The Federal Times reports on the potential impact of the 1000+ page House bill on the FEHB Program. Most significantly, "Dan Adcock, legislative director for the National Active and Retired Federal Employees Association, * * * said that after a reform bill is passed, the government may have to extend FEHBP coverage to seasonal or temporary employees — who are currently ineligible for the plan — or contribute funds to cover the cost of those employees’ insurance."
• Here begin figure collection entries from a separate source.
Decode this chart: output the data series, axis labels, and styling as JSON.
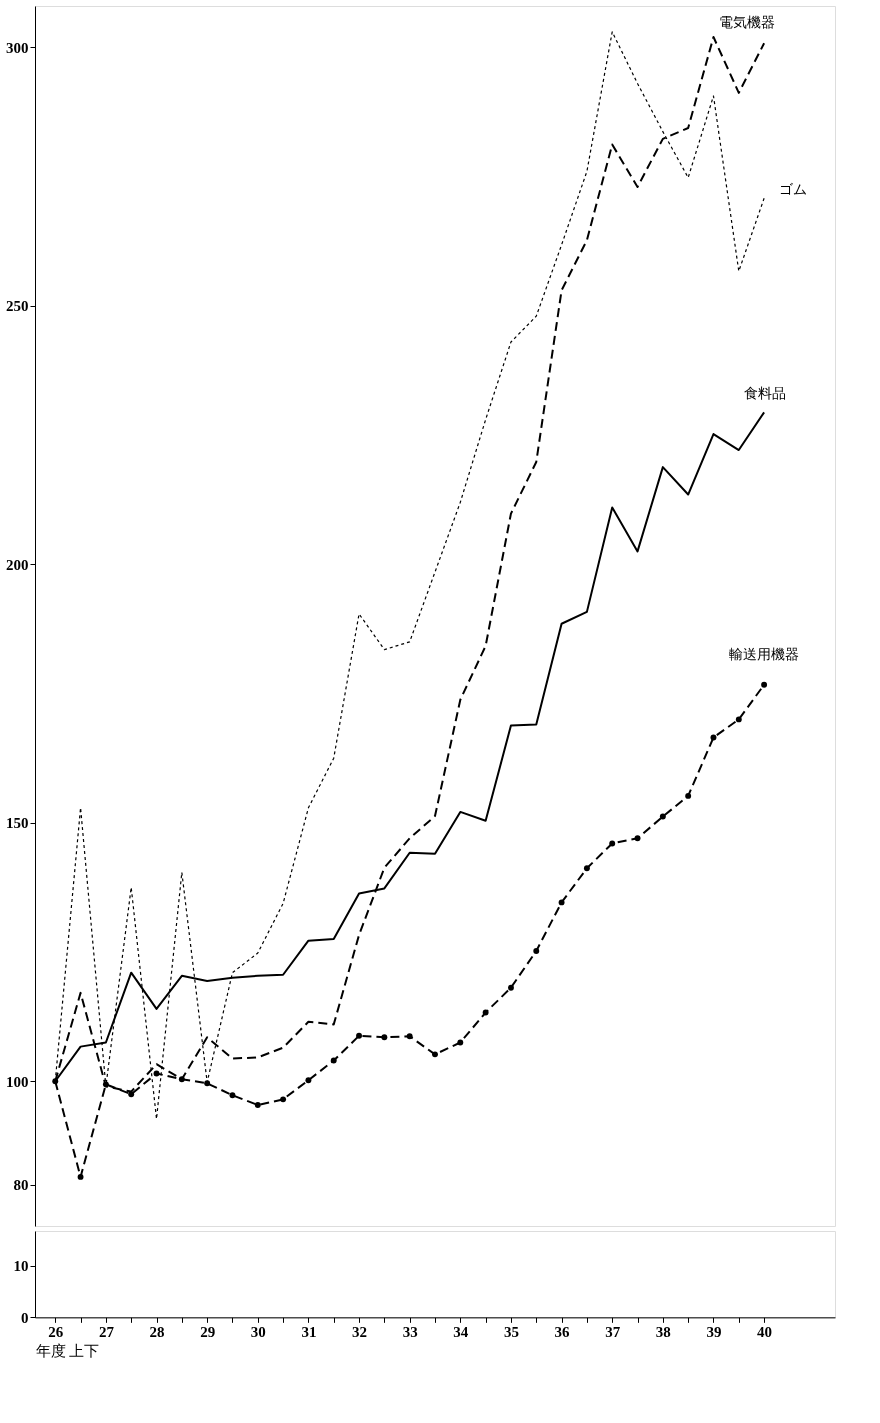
{
  "chart_data": [
    {
      "type": "line",
      "x": [
        26,
        26.5,
        27,
        27.5,
        28,
        28.5,
        29,
        29.5,
        30,
        30.5,
        31,
        31.5,
        32,
        32.5,
        33,
        33.5,
        34,
        34.5,
        35,
        35.5,
        36,
        36.5,
        37,
        37.5,
        38,
        38.5,
        39,
        39.5,
        40
      ],
      "xlim": [
        25.6,
        41.4
      ],
      "ylim": [
        72,
        308
      ],
      "yticks": [
        80,
        100,
        150,
        200,
        250,
        300
      ],
      "tick_labels": "y",
      "grid": false,
      "legend": false,
      "series": [
        {
          "name": "電気機器",
          "color": "#000000",
          "line_style": "dashed",
          "marker": "none",
          "values": [
            100,
            117.1,
            99,
            98,
            103.3,
            100.4,
            108.5,
            104.4,
            104.6,
            106.5,
            111.5,
            111,
            128.3,
            141.3,
            147,
            151.3,
            173.8,
            184.2,
            209.8,
            219.8,
            253,
            262.7,
            281.2,
            273,
            282.3,
            284.4,
            302,
            291.2,
            300.8
          ]
        },
        {
          "name": "ゴム",
          "color": "#000000",
          "line_style": "dotted",
          "marker": "none",
          "values": [
            100,
            152.9,
            99,
            137.5,
            92.7,
            140.4,
            99.8,
            121,
            124.8,
            134.4,
            152.9,
            162.5,
            190.4,
            183.5,
            185,
            198.5,
            212,
            228,
            243,
            248,
            261.8,
            276,
            303,
            293,
            283.7,
            274.8,
            290.6,
            256.7,
            270.8
          ]
        },
        {
          "name": "食料品",
          "color": "#000000",
          "line_style": "solid",
          "marker": "none",
          "values": [
            100,
            106.7,
            107.5,
            121,
            114,
            120.4,
            119.4,
            120,
            120.4,
            120.6,
            127.2,
            127.5,
            136.3,
            137.3,
            144.2,
            144,
            152.1,
            150.4,
            168.8,
            169,
            188.5,
            190.8,
            211,
            202.5,
            218.8,
            213.5,
            225.2,
            222.1,
            229.4
          ]
        },
        {
          "name": "輸送用機器",
          "color": "#000000",
          "line_style": "dashed",
          "marker": "circle",
          "values": [
            100,
            81.5,
            99.4,
            97.5,
            101.5,
            100.4,
            99.6,
            97.3,
            95.4,
            96.5,
            100.2,
            104,
            108.8,
            108.5,
            108.7,
            105.2,
            107.5,
            113.3,
            118.1,
            125.2,
            134.6,
            141.2,
            146,
            147,
            151.2,
            155.2,
            166.5,
            170,
            176.7
          ]
        }
      ]
    },
    {
      "type": "line",
      "xlim": [
        25.6,
        41.4
      ],
      "ylim": [
        0,
        16.7
      ],
      "yticks": [
        0,
        10
      ],
      "xlabel": "年度 上下",
      "xticks": [
        26,
        {
          "value": 26.5,
          "label": null
        },
        27,
        {
          "value": 27.5,
          "label": null
        },
        28,
        {
          "value": 28.5,
          "label": null
        },
        29,
        {
          "value": 29.5,
          "label": null
        },
        30,
        {
          "value": 30.5,
          "label": null
        },
        31,
        {
          "value": 31.5,
          "label": null
        },
        32,
        {
          "value": 32.5,
          "label": null
        },
        33,
        {
          "value": 33.5,
          "label": null
        },
        34,
        {
          "value": 34.5,
          "label": null
        },
        35,
        {
          "value": 35.5,
          "label": null
        },
        36,
        {
          "value": 36.5,
          "label": null
        },
        37,
        {
          "value": 37.5,
          "label": null
        },
        38,
        {
          "value": 38.5,
          "label": null
        },
        39,
        {
          "value": 39.5,
          "label": null
        },
        40
      ],
      "grid": false
    }
  ]
}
Meanwhile, the AP reports that the Senate Finance Committee continues to be engaged in a bipartisan effort.
[Anonymous officials] said any legislation that emerges from the talks is
expected to provide for a nonprofit cooperative to sell insurance in competition
with private industry, rather than giving the federal government a role in the
marketplace. The White House and numerous Democrats in Congress have called for
a government option to provide competition to private companies and hold down

One of the senators involved in the talks, Olympia Snowe, R-Maine,
confirmed that co-ops are the preferred approach. "The co-op is certainly one of
the prominent options that is on the table," Snowe told reporters after the
group met Monday. "It's safe to say that'll probably remain in the final

Officials also said a bipartisan compromise would not subject companies to a penalty if they declined to offer coverage to their workers. Instead, these businesses would be required to reimburse the government for part or all of any federal subsidies designed to help lower-income employees obtaininsurance on their own.

Snowe said the idea is to discourage employers from dropping coverage because under the plan their workers could get government assistance to pay premiums. "We don't want to undermine (employer coverage) or create a perverse incentive where employers potentially drop coverage because their employees can get subsidies," she said.
In other Hill news, on Wednesday the Senate Homeland Security and Governmental Affairs Committee will mark up bill (S. 1507) to provide the U.S. Postal Service with financial relief from its obligation to pay employer contributions toward retiree coverage for FEHBP coverage. reports that Sen. Tom "Carper [(D Del.)] expects to pass the bill before Congress leaves for recess in August. The House Oversight and Government Reform Committee approved H.R. 22 on July 10, which also would afford the Postal Office some debt relief, though not as much as Carper's bill."

In legal news, last week Judge Patty Saris of the U.S. District Court for the District of Massachusetts approved the McKesson piece of the average wholesale price ("AWP") fixing case, which creates a $380 million pot to be shared by third party payers, consumers, and of course lawyers. The appeal of Judge Saris's earlier order approving the First Databank AWP rollback settlement in this case will be argued before the First Circuit tomorrow. I read the objector’s reply brief and I think that they have a strong case. Basically, the objecting pharmacies argue that the financial consequences of the rollback fall on them. Therefore, the plaintiffs were obligated by Rule 19, Fed. R. Civ. P. to join them as defendants in the lawsuit. The settlement fails because they weren’t so joined.